Over the last several weeks I've had a few strands of thought that have been intermingling. First, I've lightened up on some midstream MLPs as prices have been pushed high and multiples have been extended. That has changed to some degree as interest rates have risen, but MLPs are still priced richly. So I've taken some money off the table.

Next, Devon announced in June that it was going to do some more engineering and create a midstream MLP since those assets would be valued much higher than the market was giving DVN credit for them as a combined company. Given the MLP multiple of earnings, cashflow, and book versus Devons that seemed a no brainer. Assuming DVN sells those assets to the new MLP at similar multiples that should produce a lot of gain, cash, and share price improvement at Devon. 

The wife's been out of town for a week which left a lot of time for me and the dog to discuss whether I should up the ante again on Devon and anticipate some good reaction to the upcoming MLP. The answer came not from the dog, but from a very recent Jim Cramer article. Cramer named Devon as one of his 10 worst stocks and was not the least bit complimentary about company's management or prospects. So I bought some more even though I've had to fight the temptation to throw in the towel also over the past couple of years. 

The MLP is set for this Fall so we will shortly see if that or Cramer has any positive impact on DVN. If it doesn't I'll blame Gertie for not talking me out of the decision.

Wednesday, September 4, 2013

Three Quality, Two Really, Companies 20% Off Their Recent Highs Worth Buying

Since their arrival about a week ago, gulls have been using our no wake buoy as a soapbox. There's been a lot of important opinions offered. I have no ability to critique the value of their squawking, but some seem prouder of their messages than the less vocal.

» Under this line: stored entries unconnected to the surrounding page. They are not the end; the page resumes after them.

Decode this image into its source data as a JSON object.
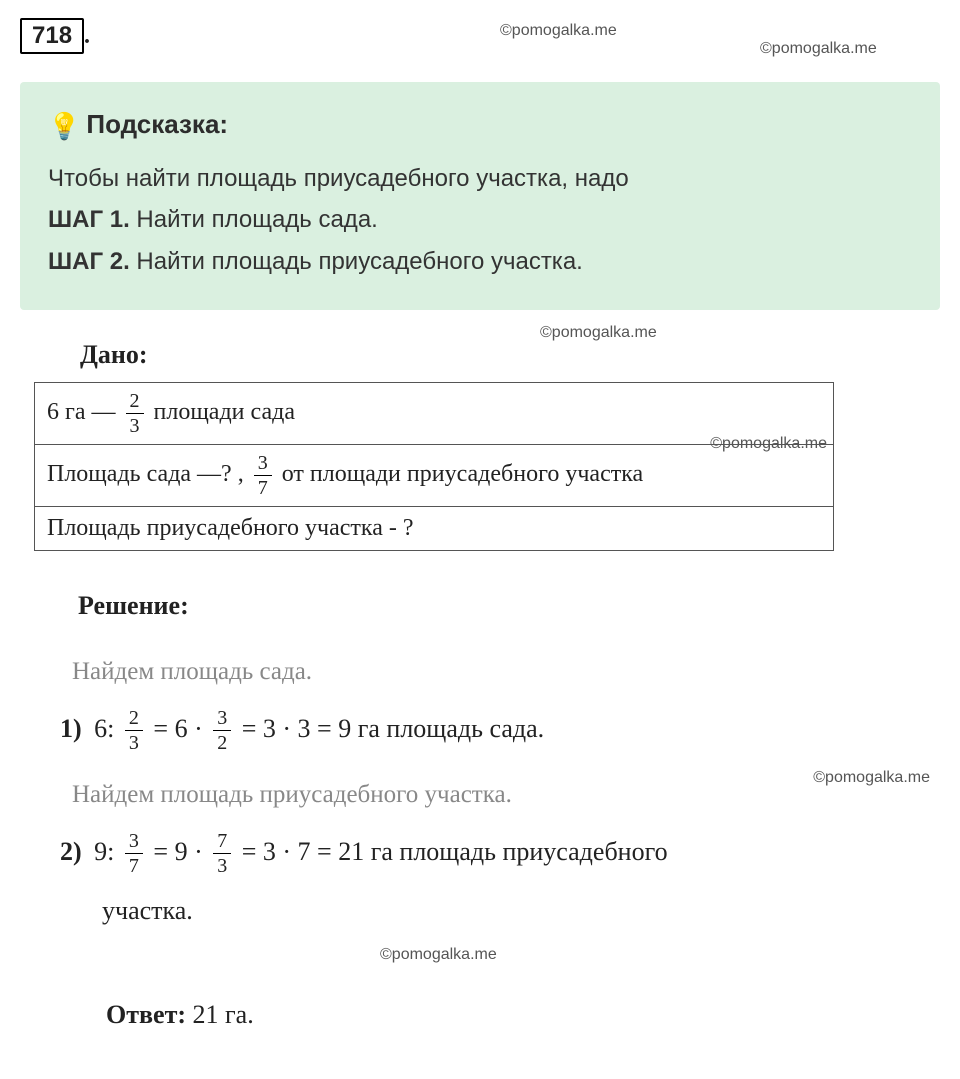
{
  "problem_number": "718",
  "watermarks": {
    "w1": "©pomogalka.me",
    "w2": "©pomogalka.me",
    "w3": "©pomogalka.me",
    "w4": "©pomogalka.me",
    "w5": "©pomogalka.me",
    "w6": "©pomogalka.me"
  },
  "hint": {
    "title": "Подсказка:",
    "intro": "Чтобы найти площадь приусадебного участка, надо",
    "steps": [
      {
        "label": "ШАГ 1.",
        "text": "Найти площадь сада."
      },
      {
        "label": "ШАГ 2.",
        "text": "Найти площадь приусадебного участка."
      }
    ]
  },
  "given": {
    "title": "Дано:",
    "rows": {
      "r1": {
        "pre": "6 га —",
        "frac_num": "2",
        "frac_den": "3",
        "post": " площади сада"
      },
      "r2": {
        "pre": "Площадь сада —? ,",
        "frac_num": "3",
        "frac_den": "7",
        "post": "от площади приусадебного участка"
      },
      "r3": {
        "text": "Площадь приусадебного участка - ?"
      }
    }
  },
  "solution": {
    "title": "Решение:",
    "note1": "Найдем площадь сада.",
    "step1": {
      "idx": "1)",
      "a": "6:",
      "f1n": "2",
      "f1d": "3",
      "mid1": " = 6 · ",
      "f2n": "3",
      "f2d": "2",
      "mid2": " = 3 · 3 = 9 га  площадь сада."
    },
    "note2": "Найдем площадь приусадебного участка.",
    "step2": {
      "idx": "2)",
      "a": "9:",
      "f1n": "3",
      "f1d": "7",
      "mid1": " = 9 · ",
      "f2n": "7",
      "f2d": "3",
      "mid2": " = 3 · 7 = 21 га площадь приусадебного",
      "cont": "участка."
    },
    "answer_label": "Ответ:",
    "answer_text": "  21 га."
  }
}
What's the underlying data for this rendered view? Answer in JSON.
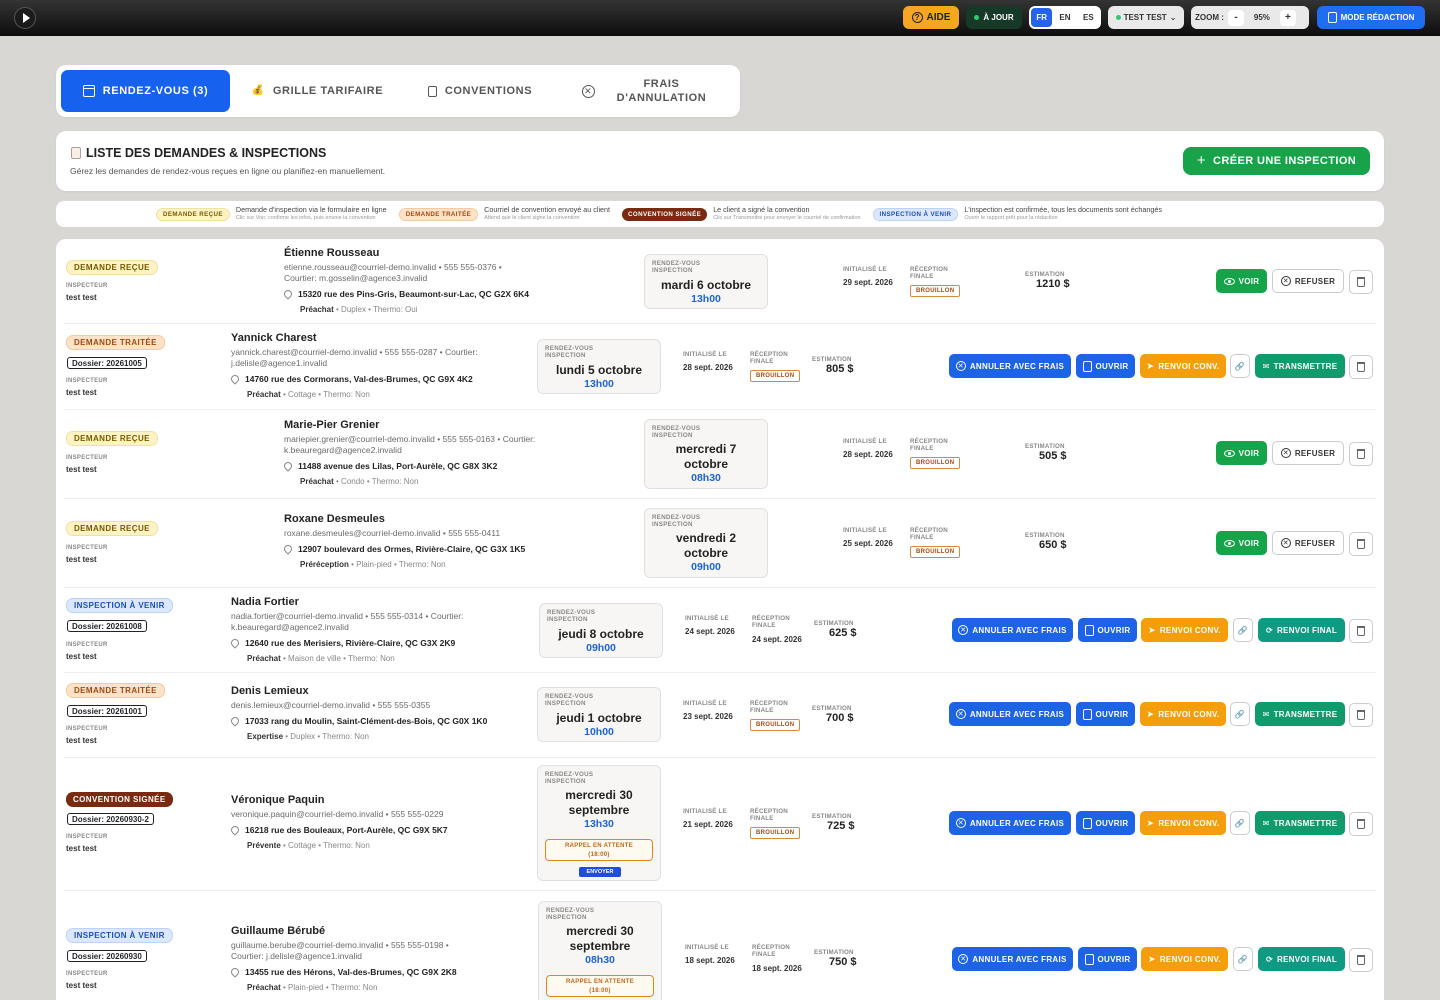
{
  "topbar": {
    "aide": "AIDE",
    "a_jour": "À JOUR",
    "langs": [
      "FR",
      "EN",
      "ES"
    ],
    "user": "TEST TEST",
    "zoom_label": "ZOOM :",
    "zoom_minus": "-",
    "zoom_value": "95%",
    "zoom_plus": "+",
    "mode": "MODE RÉDACTION"
  },
  "tabs": {
    "rdv": "RENDEZ-VOUS (3)",
    "grille": "GRILLE TARIFAIRE",
    "conventions": "CONVENTIONS",
    "frais_l1": "FRAIS",
    "frais_l2": "D'ANNULATION"
  },
  "header": {
    "title": "LISTE DES DEMANDES & INSPECTIONS",
    "subtitle": "Gérez les demandes de rendez-vous reçues en ligne ou planifiez-en manuellement.",
    "create": "CRÉER UNE INSPECTION"
  },
  "legend": [
    {
      "pill": "DEMANDE REÇUE",
      "text": "Demande d'inspection via le formulaire en ligne",
      "sub": "Clic sur Voir, confirme les infos, puis envoie la convention"
    },
    {
      "pill": "DEMANDE TRAITÉE",
      "text": "Courriel de convention envoyé au client",
      "sub": "Attend que le client signe la convention"
    },
    {
      "pill": "CONVENTION SIGNÉE",
      "text": "Le client a signé la convention",
      "sub": "Clic sur Transmettre pour envoyer le courriel de confirmation"
    },
    {
      "pill": "INSPECTION À VENIR",
      "text": "L'inspection est confirmée, tous les documents sont échangés",
      "sub": "Ouvrir le rapport prêt pour la rédaction"
    }
  ],
  "labels": {
    "inspecteur": "INSPECTEUR",
    "rdv_l1": "RENDEZ-VOUS",
    "rdv_l2": "INSPECTION",
    "init_l1": "INITIALISÉ LE",
    "rec_l1": "RÉCEPTION",
    "rec_l2": "FINALE",
    "estimation": "ESTIMATION",
    "brouillon": "BROUILLON",
    "voir": "VOIR",
    "refuser": "REFUSER",
    "annuler": "ANNULER AVEC FRAIS",
    "ouvrir": "OUVRIR",
    "renvoi_conv": "RENVOI CONV.",
    "transmettre": "TRANSMETTRE",
    "renvoi_final": "RENVOI FINAL",
    "rappel_l1": "RAPPEL EN ATTENTE",
    "rappel_l2": "(18:00)",
    "envoyer": "ENVOYER"
  },
  "rows": [
    {
      "status": "DEMANDE REÇUE",
      "dossier": "",
      "inspector": "test test",
      "name": "Étienne Rousseau",
      "contact": "etienne.rousseau@courriel-demo.invalid • 555 555-0376 •",
      "contact2": "Courtier: m.gosselin@agence3.invalid",
      "address": "15320 rue des Pins-Gris, Beaumont-sur-Lac, QC G2X 6K4",
      "type_main": "Préachat",
      "type_rest": " • Duplex • Thermo: Oui",
      "date_l1": "mardi 6 octobre",
      "date_l2": "",
      "time": "13h00",
      "init": "29 sept. 2026",
      "final": "",
      "estimate": "1210 $"
    },
    {
      "status": "DEMANDE TRAITÉE",
      "dossier": "Dossier: 20261005",
      "inspector": "test test",
      "name": "Yannick Charest",
      "contact": "yannick.charest@courriel-demo.invalid • 555 555-0287 • Courtier:",
      "contact2": "j.delisle@agence1.invalid",
      "address": "14760 rue des Cormorans, Val-des-Brumes, QC G9X 4K2",
      "type_main": "Préachat",
      "type_rest": " • Cottage • Thermo: Non",
      "date_l1": "lundi 5 octobre",
      "date_l2": "",
      "time": "13h00",
      "init": "28 sept. 2026",
      "final": "",
      "estimate": "805 $"
    },
    {
      "status": "DEMANDE REÇUE",
      "dossier": "",
      "inspector": "test test",
      "name": "Marie-Pier Grenier",
      "contact": "mariepier.grenier@courriel-demo.invalid • 555 555-0163 • Courtier:",
      "contact2": "k.beauregard@agence2.invalid",
      "address": "11488 avenue des Lilas, Port-Aurèle, QC G8X 3K2",
      "type_main": "Préachat",
      "type_rest": " • Condo • Thermo: Non",
      "date_l1": "mercredi 7",
      "date_l2": "octobre",
      "time": "08h30",
      "init": "28 sept. 2026",
      "final": "",
      "estimate": "505 $"
    },
    {
      "status": "DEMANDE REÇUE",
      "dossier": "",
      "inspector": "test test",
      "name": "Roxane Desmeules",
      "contact": "roxane.desmeules@courriel-demo.invalid • 555 555-0411",
      "contact2": "",
      "address": "12907 boulevard des Ormes, Rivière-Claire, QC G3X 1K5",
      "type_main": "Préréception",
      "type_rest": " • Plain-pied • Thermo: Non",
      "date_l1": "vendredi 2",
      "date_l2": "octobre",
      "time": "09h00",
      "init": "25 sept. 2026",
      "final": "",
      "estimate": "650 $"
    },
    {
      "status": "INSPECTION À VENIR",
      "dossier": "Dossier: 20261008",
      "inspector": "test test",
      "name": "Nadia Fortier",
      "contact": "nadia.fortier@courriel-demo.invalid • 555 555-0314 • Courtier:",
      "contact2": "k.beauregard@agence2.invalid",
      "address": "12640 rue des Merisiers, Rivière-Claire, QC G3X 2K9",
      "type_main": "Préachat",
      "type_rest": " • Maison de ville • Thermo: Non",
      "date_l1": "jeudi 8 octobre",
      "date_l2": "",
      "time": "09h00",
      "init": "24 sept. 2026",
      "final": "24 sept. 2026",
      "estimate": "625 $"
    },
    {
      "status": "DEMANDE TRAITÉE",
      "dossier": "Dossier: 20261001",
      "inspector": "test test",
      "name": "Denis Lemieux",
      "contact": "denis.lemieux@courriel-demo.invalid • 555 555-0355",
      "contact2": "",
      "address": "17033 rang du Moulin, Saint-Clément-des-Bois, QC G0X 1K0",
      "type_main": "Expertise",
      "type_rest": " • Duplex • Thermo: Non",
      "date_l1": "jeudi 1 octobre",
      "date_l2": "",
      "time": "10h00",
      "init": "23 sept. 2026",
      "final": "",
      "estimate": "700 $"
    },
    {
      "status": "CONVENTION SIGNÉE",
      "dossier": "Dossier: 20260930-2",
      "inspector": "test test",
      "name": "Véronique Paquin",
      "contact": "veronique.paquin@courriel-demo.invalid • 555 555-0229",
      "contact2": "",
      "address": "16218 rue des Bouleaux, Port-Aurèle, QC G9X 5K7",
      "type_main": "Prévente",
      "type_rest": " • Cottage • Thermo: Non",
      "date_l1": "mercredi 30",
      "date_l2": "septembre",
      "time": "13h30",
      "init": "21 sept. 2026",
      "final": "",
      "estimate": "725 $"
    },
    {
      "status": "INSPECTION À VENIR",
      "dossier": "Dossier: 20260930",
      "inspector": "test test",
      "name": "Guillaume Bérubé",
      "contact": "guillaume.berube@courriel-demo.invalid • 555 555-0198 •",
      "contact2": "Courtier: j.delisle@agence1.invalid",
      "address": "13455 rue des Hérons, Val-des-Brumes, QC G9X 2K8",
      "type_main": "Préachat",
      "type_rest": " • Plain-pied • Thermo: Non",
      "date_l1": "mercredi 30",
      "date_l2": "septembre",
      "time": "08h30",
      "init": "18 sept. 2026",
      "final": "18 sept. 2026",
      "estimate": "750 $"
    }
  ]
}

After a long dry spell, Crusty is ready to do some squawking. Here are three companies worth looking at: Jones Lang LaSalle [JLL], Valmont Industries [VMI], and Vulcan Materials [VMC]. All are off their recent highs by about 20% with no terrible news announced. I've added to positions in JLL and VMI. VMC is a new long position for me. My last involvement with Vulcan was on the short side a number of years ago.

None of the three are screaming buys, but they are good companies at decent entry points with JLL and VMI oversold. VMC is finally starting to get some traction and will likely be able to grow revenue and earnings significantly next year. If they don't de-leverage by selling stock too soon, they will be able to really accelerate earnings as their three-legged stool of a business [public/highway, residential, commercial] finally sees demand in all areas.

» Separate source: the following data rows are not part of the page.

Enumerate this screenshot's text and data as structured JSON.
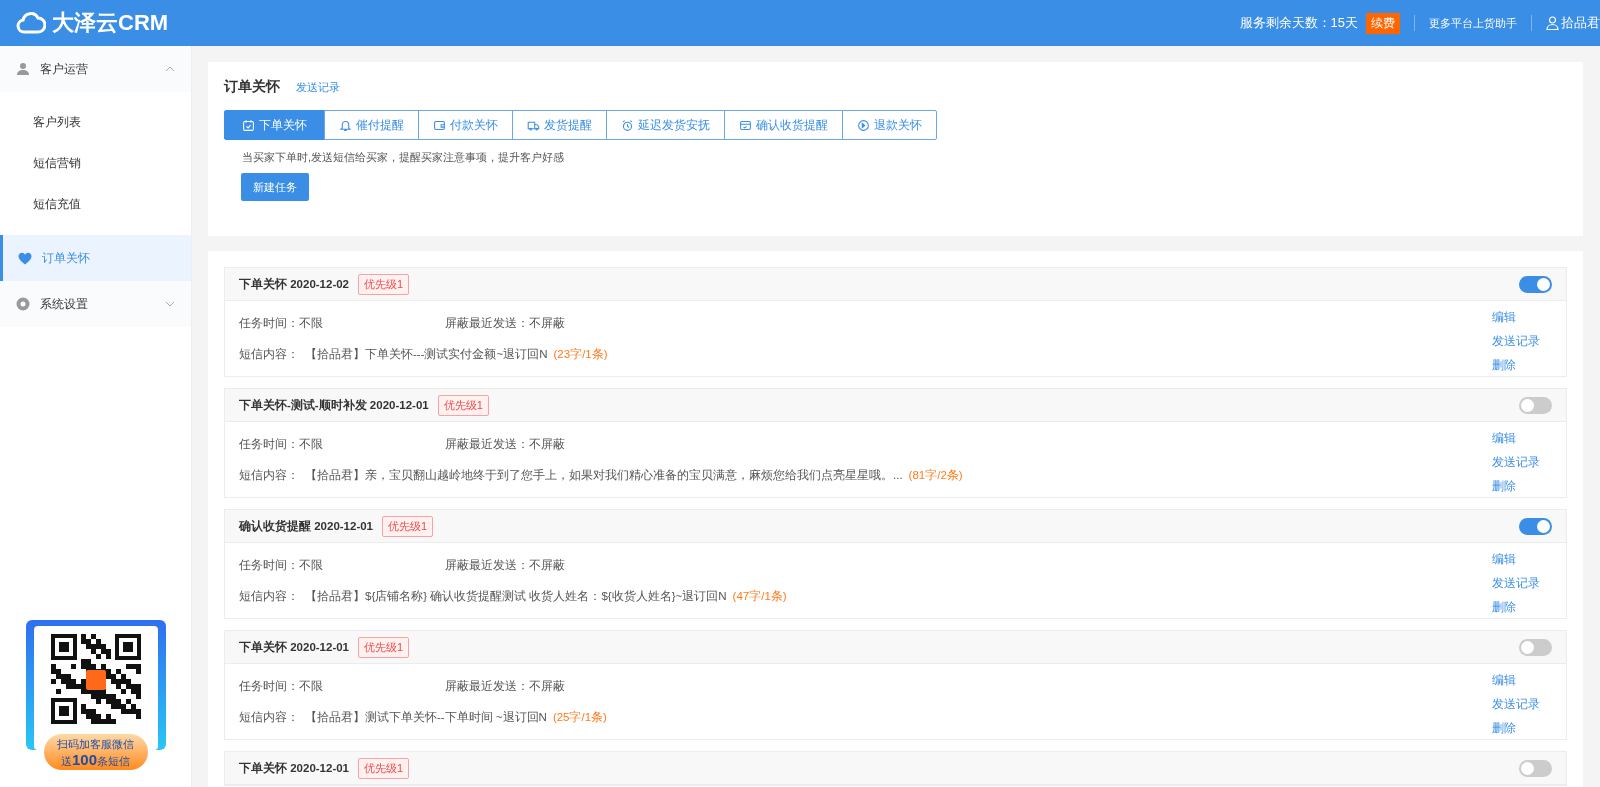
{
  "header": {
    "logo": "大泽云CRM",
    "service_days": "服务剩余天数：15天",
    "renew": "续费",
    "more_platforms": "更多平台上货助手",
    "user": "拾品君"
  },
  "sidebar": {
    "items": [
      {
        "label": "客户运营",
        "kind": "group",
        "expanded": true,
        "selected": false,
        "children": [
          {
            "label": "客户列表",
            "selected": false
          },
          {
            "label": "短信营销",
            "selected": false
          },
          {
            "label": "短信充值",
            "selected": false
          }
        ]
      },
      {
        "label": "订单关怀",
        "kind": "item",
        "selected": true
      },
      {
        "label": "系统设置",
        "kind": "group",
        "expanded": false,
        "selected": false
      }
    ],
    "promo": {
      "line1": "扫码加客服微信",
      "line2": "送**100**条短信"
    }
  },
  "page": {
    "title": "订单关怀",
    "send_log_link": "发送记录",
    "tabs": [
      {
        "label": "下单关怀",
        "selected": true
      },
      {
        "label": "催付提醒",
        "selected": false
      },
      {
        "label": "付款关怀",
        "selected": false
      },
      {
        "label": "发货提醒",
        "selected": false
      },
      {
        "label": "延迟发货安抚",
        "selected": false
      },
      {
        "label": "确认收货提醒",
        "selected": false
      },
      {
        "label": "退款关怀",
        "selected": false
      }
    ],
    "description": "当买家下单时,发送短信给买家，提醒买家注意事项，提升客户好感",
    "new_task_button": "新建任务"
  },
  "tasks": [
    {
      "title": "下单关怀 2020-12-02",
      "priority": "优先级1",
      "on": true,
      "task_time": "任务时间：不限",
      "block_recent": "屏蔽最近发送：不屏蔽",
      "sms_label": "短信内容：",
      "sms": "【拾品君】下单关怀---测试实付金额~退订回N",
      "sms_count": "(23字/1条)",
      "actions": [
        "编辑",
        "发送记录",
        "删除"
      ]
    },
    {
      "title": "下单关怀-测试-顺时补发 2020-12-01",
      "priority": "优先级1",
      "on": false,
      "task_time": "任务时间：不限",
      "block_recent": "屏蔽最近发送：不屏蔽",
      "sms_label": "短信内容：",
      "sms": "【拾品君】亲，宝贝翻山越岭地终于到了您手上，如果对我们精心准备的宝贝满意，麻烦您给我们点亮星星哦。...",
      "sms_count": "(81字/2条)",
      "actions": [
        "编辑",
        "发送记录",
        "删除"
      ]
    },
    {
      "title": "确认收货提醒 2020-12-01",
      "priority": "优先级1",
      "on": true,
      "task_time": "任务时间：不限",
      "block_recent": "屏蔽最近发送：不屏蔽",
      "sms_label": "短信内容：",
      "sms": "【拾品君】${店铺名称} 确认收货提醒测试 收货人姓名：${收货人姓名}~退订回N",
      "sms_count": "(47字/1条)",
      "actions": [
        "编辑",
        "发送记录",
        "删除"
      ]
    },
    {
      "title": "下单关怀 2020-12-01",
      "priority": "优先级1",
      "on": false,
      "task_time": "任务时间：不限",
      "block_recent": "屏蔽最近发送：不屏蔽",
      "sms_label": "短信内容：",
      "sms": "【拾品君】测试下单关怀--下单时间 ~退订回N",
      "sms_count": "(25字/1条)",
      "actions": [
        "编辑",
        "发送记录",
        "删除"
      ]
    },
    {
      "title": "下单关怀 2020-12-01",
      "priority": "优先级1",
      "on": false
    }
  ]
}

Valmont has been doing well on all fronts and has positive trends going for it in agriculture, utility grid, and highway construction. The forward P/E is much lower than their historical multiple so not only can they grow earnings, but also should see some P/E expansion without stretching. Also, VMI is an Omaha company so they don't often shoot themselves in the foot. 

JLL is, in my opinion, the best of the commercial real estate brokerage/management companies. They don't take on a lot of risk for their own account [proprietary investments tend to stay in their investment arm for the benefit of customers]. They have a global presence and somewhat predictable revenues. 

The seagull stopped yacking and so should I.